PG: Is freedom of expression something you see as a universal right rather than as some Western construct?
Wole Soyinka: There are many cultures on the African continent where days are set aside, days of irreverence where you can say anything you want about an all-powerful monarch or chief. It’s a safety valve. It’s a recognition of freedom of expression, which perhaps has not been exercised, and bottled up grievances; this is the day when you express your grievances in society. So there is no society, really, which does not boast some form or measure of freedom of expression. Now, it’s true that freedom of expression carries with it an immense responsibility. Well that is why laws of libel exist – that when you carry things too far, you can be hauled up before the community, and judged to see whether you are right to call somebody a thief, or a hypocrite, and damage his reputation. But unless you establish that principle of freedom of expression, we might all just go around with a padlock on our lips.
Audience member: I read somewhere my freedom ends where your freedom begins. In Europe there have been cartoonists who have mocked the Prophet. Should they limit their freedom of speech?

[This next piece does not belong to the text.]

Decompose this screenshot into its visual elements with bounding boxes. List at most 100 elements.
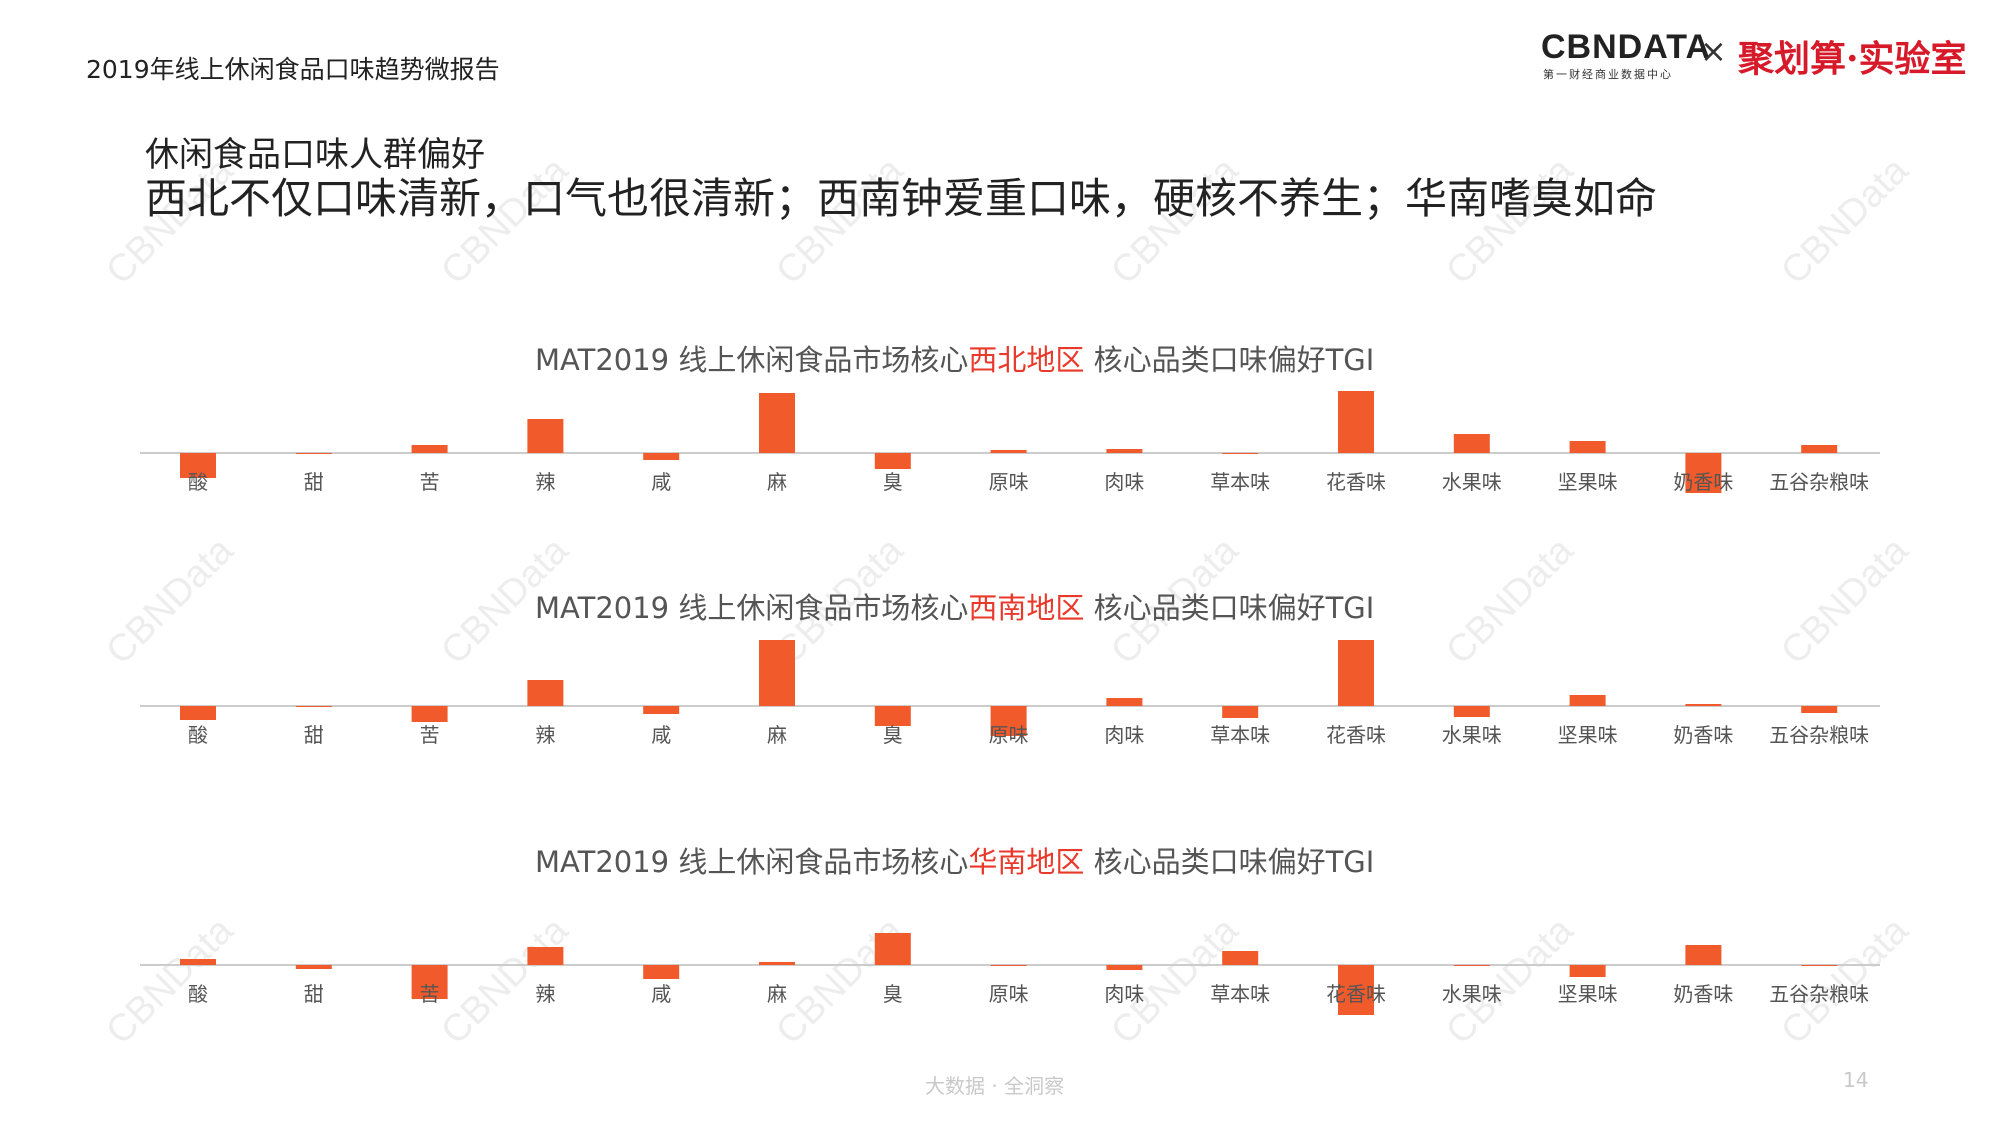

Religion is also freedom of expression. People want to express themselves spiritually. And they also exercise the right to try and persuade others into their own system of belief. Those nations that say it’s a crime to preach your religion are making a terrible mistake. All they’re doing is driving underground other forms of spiritual intuitions and practices.
If religion was to be taken away from the world completely, including the one I grew up with, I’d be one of the happiest people in the world. My only fear is that maybe something more terrible would be invented to replace it, so we’d better just get along with what there is right now and keep it under control.

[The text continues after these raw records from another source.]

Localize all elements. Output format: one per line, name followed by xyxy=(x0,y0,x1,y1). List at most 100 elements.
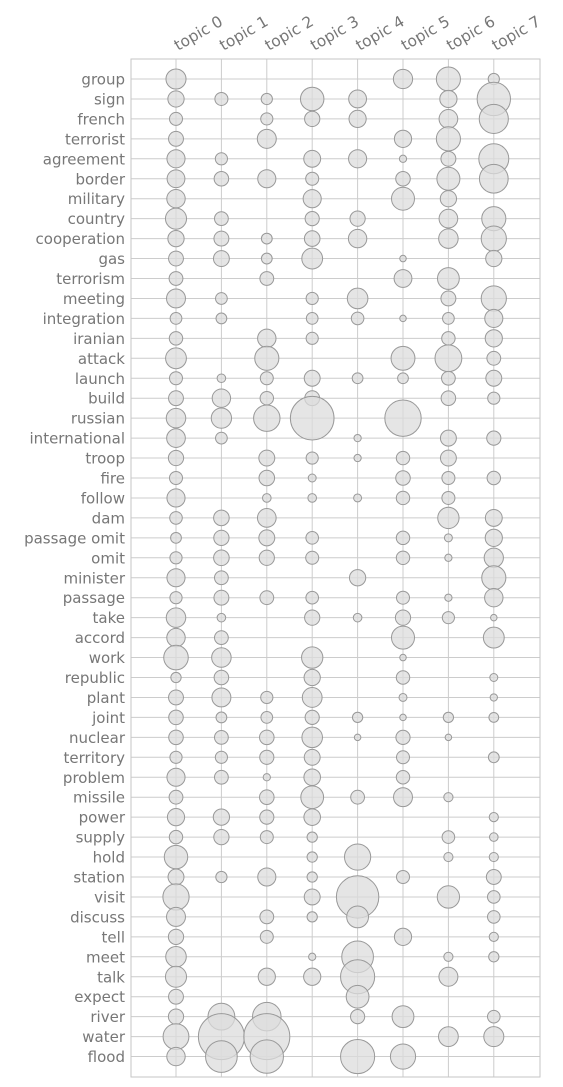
bubble-country-topic-4 xyxy=(350,211,365,226)
bubble-passage-topic-1 xyxy=(214,590,229,605)
bubble-border-topic-5 xyxy=(396,171,411,186)
bubble-meeting-topic-1 xyxy=(216,293,228,305)
bubble-border-topic-1 xyxy=(214,171,229,186)
bubble-gas-topic-2 xyxy=(261,253,272,264)
bubble-french-topic-6 xyxy=(439,110,458,129)
bubble-meeting-topic-0 xyxy=(167,289,186,308)
bubble-international-topic-7 xyxy=(487,431,501,445)
bubble-dam-topic-2 xyxy=(257,509,276,528)
bubble-station-topic-5 xyxy=(396,870,409,883)
bubble-station-topic-7 xyxy=(486,870,501,885)
bubble-take-topic-1 xyxy=(217,613,226,622)
bubble-agreement-topic-3 xyxy=(304,150,321,167)
bubble-integration-topic-0 xyxy=(170,313,182,325)
bubbles xyxy=(163,67,511,1074)
bubble-cooperation-topic-3 xyxy=(304,231,320,247)
bubble-omit-topic-5 xyxy=(396,551,409,564)
bubble-station-topic-3 xyxy=(307,872,317,882)
bubble-river-topic-5 xyxy=(392,1006,414,1028)
bubble-terrorism-topic-2 xyxy=(260,272,274,286)
topic-label-topic-1: topic 1 xyxy=(216,12,271,54)
bubble-terrorism-topic-6 xyxy=(437,268,459,290)
bubble-plant-topic-2 xyxy=(261,691,273,703)
bubble-territory-topic-5 xyxy=(396,751,409,764)
word-label-cooperation: cooperation xyxy=(36,230,125,248)
bubble-fire-topic-3 xyxy=(308,474,316,482)
word-label-work: work xyxy=(89,649,126,667)
bubble-meeting-topic-6 xyxy=(441,291,456,306)
bubble-minister-topic-4 xyxy=(349,570,365,586)
bubble-passage-omit-topic-6 xyxy=(444,534,452,542)
bubble-french-topic-7 xyxy=(479,104,508,133)
bubble-launch-topic-1 xyxy=(217,374,226,383)
bubble-talk-topic-0 xyxy=(165,966,186,987)
bubble-discuss-topic-7 xyxy=(488,911,501,924)
bubble-passage-omit-topic-0 xyxy=(171,532,182,543)
word-label-agreement: agreement xyxy=(43,150,125,168)
bubble-fire-topic-2 xyxy=(259,470,275,486)
bubble-expect-topic-4 xyxy=(346,985,369,1008)
bubble-agreement-topic-0 xyxy=(167,150,185,168)
topic-label-topic-6: topic 6 xyxy=(443,12,498,54)
bubble-missile-topic-6 xyxy=(444,793,453,802)
word-label-meet: meet xyxy=(86,948,125,966)
bubble-meet-topic-7 xyxy=(489,952,499,962)
bubble-meet-topic-3 xyxy=(309,953,316,960)
bubble-fire-topic-0 xyxy=(169,471,182,484)
bubble-terrorism-topic-5 xyxy=(394,270,412,288)
bubble-build-topic-6 xyxy=(441,391,456,406)
word-label-expect: expect xyxy=(74,988,125,1006)
word-label-power: power xyxy=(79,809,126,827)
bubble-work-topic-0 xyxy=(164,645,189,670)
bubble-russian-topic-2 xyxy=(254,405,280,431)
bubble-iranian-topic-0 xyxy=(169,332,182,345)
bubble-water-topic-6 xyxy=(439,1027,459,1047)
bubble-iranian-topic-3 xyxy=(306,332,318,344)
bubble-french-topic-4 xyxy=(349,110,366,127)
bubble-passage-topic-0 xyxy=(170,592,182,604)
bubble-agreement-topic-4 xyxy=(349,150,367,168)
bubble-fire-topic-7 xyxy=(487,471,500,484)
bubble-hold-topic-7 xyxy=(489,852,498,861)
bubble-nuclear-topic-2 xyxy=(260,730,275,745)
bubble-nuclear-topic-5 xyxy=(396,730,410,744)
bubble-joint-topic-7 xyxy=(489,713,499,723)
bubble-water-topic-7 xyxy=(484,1027,504,1047)
bubble-meet-topic-6 xyxy=(444,952,453,961)
bubble-hold-topic-4 xyxy=(344,844,370,870)
bubble-follow-topic-6 xyxy=(442,491,455,504)
topic-label-topic-4: topic 4 xyxy=(353,12,408,54)
bubble-visit-topic-7 xyxy=(488,891,501,904)
bubble-gas-topic-3 xyxy=(302,248,323,269)
bubble-visit-topic-6 xyxy=(437,886,459,908)
bubble-build-topic-1 xyxy=(212,389,230,407)
bubble-take-topic-4 xyxy=(353,613,362,622)
bubble-terrorism-topic-0 xyxy=(169,272,183,286)
bubble-tell-topic-7 xyxy=(489,932,498,941)
bubble-river-topic-0 xyxy=(168,1009,183,1024)
bubble-omit-topic-7 xyxy=(484,548,503,567)
bubble-integration-topic-3 xyxy=(306,313,318,325)
bubble-troop-topic-5 xyxy=(396,451,409,464)
topic-label-topic-7: topic 7 xyxy=(489,12,544,54)
bubble-follow-topic-4 xyxy=(354,494,362,502)
bubble-missile-topic-4 xyxy=(351,790,365,804)
bubble-problem-topic-2 xyxy=(263,774,270,781)
bubble-attack-topic-2 xyxy=(255,346,279,370)
bubble-joint-topic-1 xyxy=(216,712,227,723)
bubble-dam-topic-0 xyxy=(170,512,183,525)
bubble-meeting-topic-4 xyxy=(347,288,368,309)
bubble-expect-topic-0 xyxy=(169,989,184,1004)
bubble-international-topic-1 xyxy=(216,432,228,444)
bubble-supply-topic-7 xyxy=(489,833,498,842)
bubble-international-topic-4 xyxy=(354,434,361,441)
bubble-integration-topic-4 xyxy=(351,312,364,325)
bubble-fire-topic-5 xyxy=(396,471,411,486)
bubble-passage-topic-6 xyxy=(445,594,452,601)
bubble-talk-topic-3 xyxy=(304,968,321,985)
word-label-plant: plant xyxy=(87,689,125,707)
bubble-cooperation-topic-7 xyxy=(481,226,506,251)
bubble-sign-topic-6 xyxy=(440,90,457,107)
bubble-take-topic-0 xyxy=(166,608,186,628)
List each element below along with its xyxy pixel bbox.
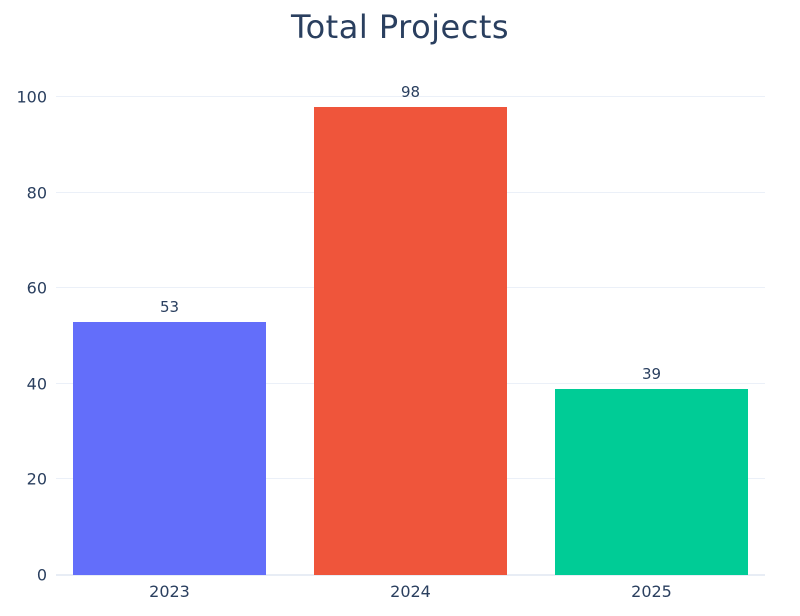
plot-area: 0 20 40 60 80 100 53 2023 98 2024 39 2025 (16, 83, 765, 601)
y-tick-label-100: 100 (16, 87, 47, 107)
bar-value-label-2024: 98 (400, 82, 421, 101)
bar-value-label-2025: 39 (641, 364, 662, 383)
x-tick-label-2023: 2023 (149, 582, 190, 601)
x-tick-label-2025: 2025 (631, 582, 672, 601)
bar-value-label-2023: 53 (159, 297, 180, 316)
y-tick-label-20: 20 (26, 469, 47, 489)
y-tick-label-40: 40 (26, 374, 47, 394)
bar-2024 (314, 106, 507, 575)
chart-title: Total Projects (290, 8, 510, 46)
y-tick-label-0: 0 (36, 565, 47, 585)
bar-2025 (555, 388, 748, 575)
gridline-y-100 (56, 96, 765, 97)
bar-2023 (73, 321, 266, 575)
y-tick-label-80: 80 (26, 183, 47, 203)
y-tick-label-60: 60 (26, 278, 47, 298)
x-axis-zeroline (56, 574, 765, 576)
x-tick-label-2024: 2024 (390, 582, 431, 601)
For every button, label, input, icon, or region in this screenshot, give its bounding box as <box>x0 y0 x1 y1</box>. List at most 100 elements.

The unrest which is taking place as a result of Boko Haram, in my view, has attained critical mass. When a movement reaches that state of total contempt even for universal norms, it is sending a message to the rest of the world, and to the rest of that nation, that this is a war to the end. The president of Nigeria is making a mistake in not telling the nation that it should place itself on a war footing.

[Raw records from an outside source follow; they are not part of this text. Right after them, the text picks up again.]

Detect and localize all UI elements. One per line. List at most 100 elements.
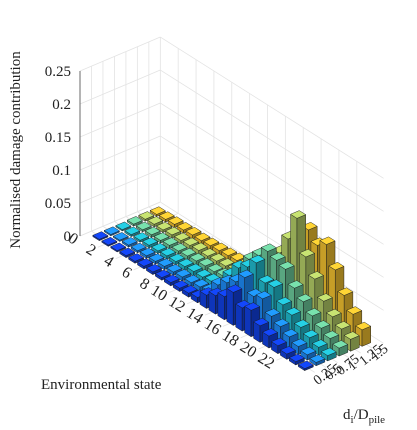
bar-top-face	[104, 226, 120, 235]
bar	[110, 242, 127, 253]
bar-top-face	[285, 307, 301, 316]
bar-top-face	[300, 346, 317, 356]
bar-top-face	[226, 284, 243, 293]
bar-top-face	[147, 216, 164, 225]
bar	[158, 211, 175, 223]
bar	[137, 258, 153, 270]
bar-top-face	[260, 243, 277, 252]
bar	[320, 347, 337, 362]
z-axis-title: Normalised damage contribution	[8, 51, 24, 249]
bar	[104, 226, 120, 237]
bar-top-face	[130, 242, 147, 252]
bar-top-face	[160, 247, 176, 257]
bar-top-face	[178, 258, 194, 267]
z-tick-label: 0.05	[45, 196, 71, 212]
bar-top-face	[146, 263, 162, 273]
bar-top-face	[167, 216, 184, 225]
bar-top-face	[195, 269, 212, 278]
bar-top-face	[278, 261, 295, 270]
bar-top-face	[269, 252, 286, 261]
bar-top-face	[139, 247, 156, 257]
x-tick-label: 4	[101, 252, 117, 271]
bar-top-face	[326, 308, 342, 318]
bar	[186, 263, 203, 277]
bar	[175, 269, 192, 282]
x-tick-label: 20	[237, 338, 260, 361]
bar	[149, 206, 166, 217]
bar-top-face	[258, 275, 275, 284]
bar-top-face	[138, 211, 155, 220]
bar-top-face	[156, 221, 172, 231]
y-axis-title-main: d	[343, 407, 351, 423]
bar-top-face	[183, 237, 199, 246]
bar-front-face	[235, 303, 243, 332]
z-gridline-side	[160, 135, 384, 278]
bar-top-face	[121, 237, 138, 246]
bar-top-face	[287, 280, 304, 289]
x-tick-label: 16	[201, 316, 224, 339]
bar-top-face	[343, 331, 360, 340]
bar-top-face	[175, 269, 192, 278]
bar-top-face	[162, 237, 179, 246]
bar-top-face	[110, 242, 127, 251]
x-axis-title: Environmental state	[41, 377, 162, 393]
bar-top-face	[194, 232, 211, 241]
bar-top-face	[312, 339, 328, 348]
z-tick-label: 0.2	[52, 97, 71, 113]
bar-top-face	[212, 242, 229, 251]
tick-labels: 00.050.10.150.20.2502468101214161820220.…	[45, 64, 392, 389]
bar-top-face	[142, 237, 158, 246]
bar	[113, 232, 129, 242]
bar-front-face	[217, 292, 225, 321]
bar-top-face	[149, 206, 166, 215]
z-tick-label: 0.15	[45, 130, 71, 146]
bar-top-face	[355, 321, 371, 331]
bar	[183, 237, 199, 250]
z-gridline-back	[79, 168, 161, 204]
bar-top-face	[164, 274, 180, 283]
bar-top-face	[124, 226, 141, 235]
bar	[185, 227, 202, 240]
z-gridline-side	[160, 102, 384, 245]
y-axis-title-sub1: i	[351, 414, 354, 426]
bar-top-face	[299, 248, 315, 258]
z-gridline-back	[79, 36, 161, 72]
bar	[92, 231, 109, 241]
bar	[297, 360, 314, 371]
bar-top-face	[337, 287, 354, 296]
bar-top-face	[165, 226, 181, 236]
bar-top-face	[319, 236, 336, 245]
bar-top-face	[207, 263, 224, 272]
bar-top-face	[153, 232, 170, 241]
bar-top-face	[294, 319, 310, 328]
z-tick-label: 0.1	[52, 163, 71, 179]
z-gridline-side	[160, 69, 384, 212]
bar-top-face	[253, 317, 269, 327]
bar-top-face	[328, 262, 345, 271]
bar	[174, 232, 190, 245]
bar	[273, 318, 290, 344]
x-tick-label: 6	[119, 264, 135, 283]
bar-top-face	[198, 258, 215, 267]
bar	[164, 274, 180, 287]
bar-front-face	[244, 306, 252, 337]
bar	[309, 354, 326, 367]
bar-top-face	[280, 346, 296, 355]
bar	[115, 221, 132, 232]
bar-top-face	[238, 269, 254, 278]
z-gridline-back	[79, 69, 161, 105]
bar-top-face	[255, 290, 272, 300]
bar-top-face	[305, 308, 322, 317]
bar-top-face	[308, 271, 324, 280]
bar-top-face	[290, 210, 306, 219]
bar-top-face	[303, 329, 319, 338]
bar	[280, 346, 296, 360]
x-tick-label: 18	[219, 327, 242, 350]
bar-top-face	[101, 237, 118, 246]
bar-top-face	[127, 216, 143, 225]
bar-top-face	[203, 237, 220, 246]
z-gridline-side	[160, 36, 384, 179]
y-axis-title-sub2: pile	[369, 414, 386, 426]
x-tick-label: 14	[183, 305, 206, 328]
bar	[142, 237, 158, 249]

There’s too much pussyfooting, there’s too much false intellectualisation of what is going on, such as this is the result of corruption, this is the result of poverty, this is the result of marginalisation. Yes, of course, all these negativities have to do with what is happening right now. But when the people themselves come out and say we will not even talk to the president unless he converts to Islam, they are already stating their terms of conflict.